Ahern loan crisis - Odds are McDowell will be appeased
Given that those standards are now tinged with a political expediency, which leans towards the Progressive Democrats continued participation in government, the odds are that Tánaiste and Justice Minister Michael McDowell will be appeased.
The “debt of honour” which formed part of the Taoiseach’s financial discomfort will probably become some perverse code of honour now that the original loan, and interest, has been discharged.
Mr McDowell, as leader of the junior partners in government, has declared: “All we have asked for is accountability in the Dáil. That is what the people want.”
The minister seems to equate his ideals with those of the people, yet his code is the only one that will prevail today. To ultimately evince what the people want would be to acknowledge the truth of Labour’s Eamonn Gilmore, when he said that the only way for this matter to be resolved now is to call a General Election.
Even if Mr McDowell decides it is incumbent to withdraw from the current arrangement with Fianna Fáil, the prospect of a general election is still a distant one — as Mr Ahern’s party could remain in government, without PD support, aided and abetted by Independent members of the Dáil.
Foreign Affairs Minister Dermot Ahern obviously believes that the concerns about payments to the Taoiseach are not sufficient to bring down the government with the PDs.
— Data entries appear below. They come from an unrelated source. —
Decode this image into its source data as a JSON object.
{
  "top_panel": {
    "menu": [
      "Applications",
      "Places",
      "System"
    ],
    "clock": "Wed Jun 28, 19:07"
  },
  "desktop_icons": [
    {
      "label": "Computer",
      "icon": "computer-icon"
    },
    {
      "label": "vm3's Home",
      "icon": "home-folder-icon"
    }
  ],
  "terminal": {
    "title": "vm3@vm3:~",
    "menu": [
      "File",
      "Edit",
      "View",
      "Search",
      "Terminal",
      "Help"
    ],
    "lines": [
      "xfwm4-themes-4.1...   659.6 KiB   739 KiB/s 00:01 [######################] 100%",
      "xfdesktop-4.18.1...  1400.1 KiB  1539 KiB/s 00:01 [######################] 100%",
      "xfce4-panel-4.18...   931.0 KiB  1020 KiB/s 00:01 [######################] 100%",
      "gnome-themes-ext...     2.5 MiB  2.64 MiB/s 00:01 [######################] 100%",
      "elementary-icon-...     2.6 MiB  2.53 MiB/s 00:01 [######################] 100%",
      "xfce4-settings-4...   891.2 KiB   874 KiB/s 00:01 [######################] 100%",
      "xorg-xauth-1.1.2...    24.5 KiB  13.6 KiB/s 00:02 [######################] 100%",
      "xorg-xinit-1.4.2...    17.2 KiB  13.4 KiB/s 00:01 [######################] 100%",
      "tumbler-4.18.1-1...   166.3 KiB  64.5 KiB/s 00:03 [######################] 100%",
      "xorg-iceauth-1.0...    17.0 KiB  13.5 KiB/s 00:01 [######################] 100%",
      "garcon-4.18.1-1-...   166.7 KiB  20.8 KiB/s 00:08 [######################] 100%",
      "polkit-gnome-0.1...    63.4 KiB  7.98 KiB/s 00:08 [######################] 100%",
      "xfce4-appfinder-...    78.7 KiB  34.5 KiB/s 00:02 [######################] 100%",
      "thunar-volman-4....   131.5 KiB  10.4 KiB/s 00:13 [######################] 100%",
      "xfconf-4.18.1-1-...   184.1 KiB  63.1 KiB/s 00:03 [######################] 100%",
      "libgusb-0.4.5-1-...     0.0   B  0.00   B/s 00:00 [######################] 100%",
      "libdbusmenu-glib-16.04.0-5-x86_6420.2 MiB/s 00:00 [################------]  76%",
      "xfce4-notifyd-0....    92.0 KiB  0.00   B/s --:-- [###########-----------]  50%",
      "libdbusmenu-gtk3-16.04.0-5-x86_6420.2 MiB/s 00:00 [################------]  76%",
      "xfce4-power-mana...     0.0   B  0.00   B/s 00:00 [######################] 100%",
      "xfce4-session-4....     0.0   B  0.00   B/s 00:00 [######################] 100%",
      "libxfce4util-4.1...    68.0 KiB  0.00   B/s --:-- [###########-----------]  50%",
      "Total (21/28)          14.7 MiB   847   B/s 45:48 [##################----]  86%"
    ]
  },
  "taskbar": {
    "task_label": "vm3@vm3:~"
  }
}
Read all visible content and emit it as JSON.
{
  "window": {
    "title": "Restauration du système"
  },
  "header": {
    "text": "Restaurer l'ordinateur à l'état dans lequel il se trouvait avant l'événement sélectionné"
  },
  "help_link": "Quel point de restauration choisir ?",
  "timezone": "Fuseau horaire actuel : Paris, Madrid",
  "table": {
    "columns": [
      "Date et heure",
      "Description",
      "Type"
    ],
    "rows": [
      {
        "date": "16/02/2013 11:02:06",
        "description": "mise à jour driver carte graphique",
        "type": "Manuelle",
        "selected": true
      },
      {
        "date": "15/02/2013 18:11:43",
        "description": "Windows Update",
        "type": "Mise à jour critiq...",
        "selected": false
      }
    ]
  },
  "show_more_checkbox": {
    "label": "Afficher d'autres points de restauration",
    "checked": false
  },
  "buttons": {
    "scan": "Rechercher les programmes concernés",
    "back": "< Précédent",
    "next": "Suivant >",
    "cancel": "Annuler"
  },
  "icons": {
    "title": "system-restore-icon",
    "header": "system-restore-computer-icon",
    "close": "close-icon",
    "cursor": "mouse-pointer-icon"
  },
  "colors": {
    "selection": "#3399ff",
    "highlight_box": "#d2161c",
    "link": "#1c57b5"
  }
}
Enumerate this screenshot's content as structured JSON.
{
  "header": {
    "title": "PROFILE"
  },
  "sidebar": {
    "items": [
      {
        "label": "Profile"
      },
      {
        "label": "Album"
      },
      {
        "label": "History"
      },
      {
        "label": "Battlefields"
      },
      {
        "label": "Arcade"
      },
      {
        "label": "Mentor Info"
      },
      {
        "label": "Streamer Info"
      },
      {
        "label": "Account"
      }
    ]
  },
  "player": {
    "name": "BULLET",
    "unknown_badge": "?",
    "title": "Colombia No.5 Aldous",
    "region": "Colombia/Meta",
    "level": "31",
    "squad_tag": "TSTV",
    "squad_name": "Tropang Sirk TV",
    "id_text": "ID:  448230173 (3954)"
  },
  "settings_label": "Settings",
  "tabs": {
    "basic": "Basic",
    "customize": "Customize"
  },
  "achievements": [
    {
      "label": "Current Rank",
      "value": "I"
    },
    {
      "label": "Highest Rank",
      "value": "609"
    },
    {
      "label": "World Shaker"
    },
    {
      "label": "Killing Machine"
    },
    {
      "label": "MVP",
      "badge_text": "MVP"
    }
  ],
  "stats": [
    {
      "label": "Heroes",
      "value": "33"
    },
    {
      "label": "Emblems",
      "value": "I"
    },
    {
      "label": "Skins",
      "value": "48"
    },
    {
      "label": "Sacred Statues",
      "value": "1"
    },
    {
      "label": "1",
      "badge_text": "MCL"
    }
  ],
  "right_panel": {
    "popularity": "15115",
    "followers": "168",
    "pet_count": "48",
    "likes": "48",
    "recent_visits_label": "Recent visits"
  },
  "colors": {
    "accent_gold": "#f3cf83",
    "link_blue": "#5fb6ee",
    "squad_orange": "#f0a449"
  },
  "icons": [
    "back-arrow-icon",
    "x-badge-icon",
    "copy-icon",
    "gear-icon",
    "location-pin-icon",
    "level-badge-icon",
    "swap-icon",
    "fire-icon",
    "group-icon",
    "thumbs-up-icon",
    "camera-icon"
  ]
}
Moreover, he agreed with the weekend statement by Mr McDowell relating to the need to retain a sense of proportion.
He has no doubts, like other senior ministers, that the coalition of Fianna Fáil and the PDs will survive today and will run its course. Otherwise, the reality is that the PDs would occupy a lengthy political limbo, sandwiched between the Government they rejected, and a derisory opposition.
The likelihood is that the PD leader will declare that a contrite Taoiseach Bertie Ahern has managed to cross the threshold of Mr McDowell’s accountability standards to sufficiently assuage his qualms.
Those misgivings have, confusingly, swung between the somewhat innocuous “honest error of judgment” remark, to the “very serious matters of concern” and back again, to the rather modified statement that Mr McDowell was not interested in “heads on plates” — especially his own, one presumes.
It should be remembered, too, that it was his deputy leader, Liz O’Donnell, who first suggested that Bertie Ahern should clarify his conduct to the Dáil.
It should also be remembered that Fiona O’Malley who was the first PD parliamentarian to support the opposition in their demand for proper and sufficient Dáil time in which to debate the Taoiseach’s payments, even if that support came almost at the eleventh hour.
Belatedly, Mr McDowell also backed that view because it was quite obvious that the 35 minutes to which Fianna Fáil was intent on confining the debate, was utterly and completely ludicrous. So little time to comprehensively deal with the payments to the Taoiseach would add nothing to the concept of accountability.
Whatever about his total dismissal of a secret deal with the Taoiseach, both men spoke on several occasions yesterday. It would be completely naive to believe that Mr McDowell is not acquainted with the tenor, at least, of what the Taoiseach intends to put forth.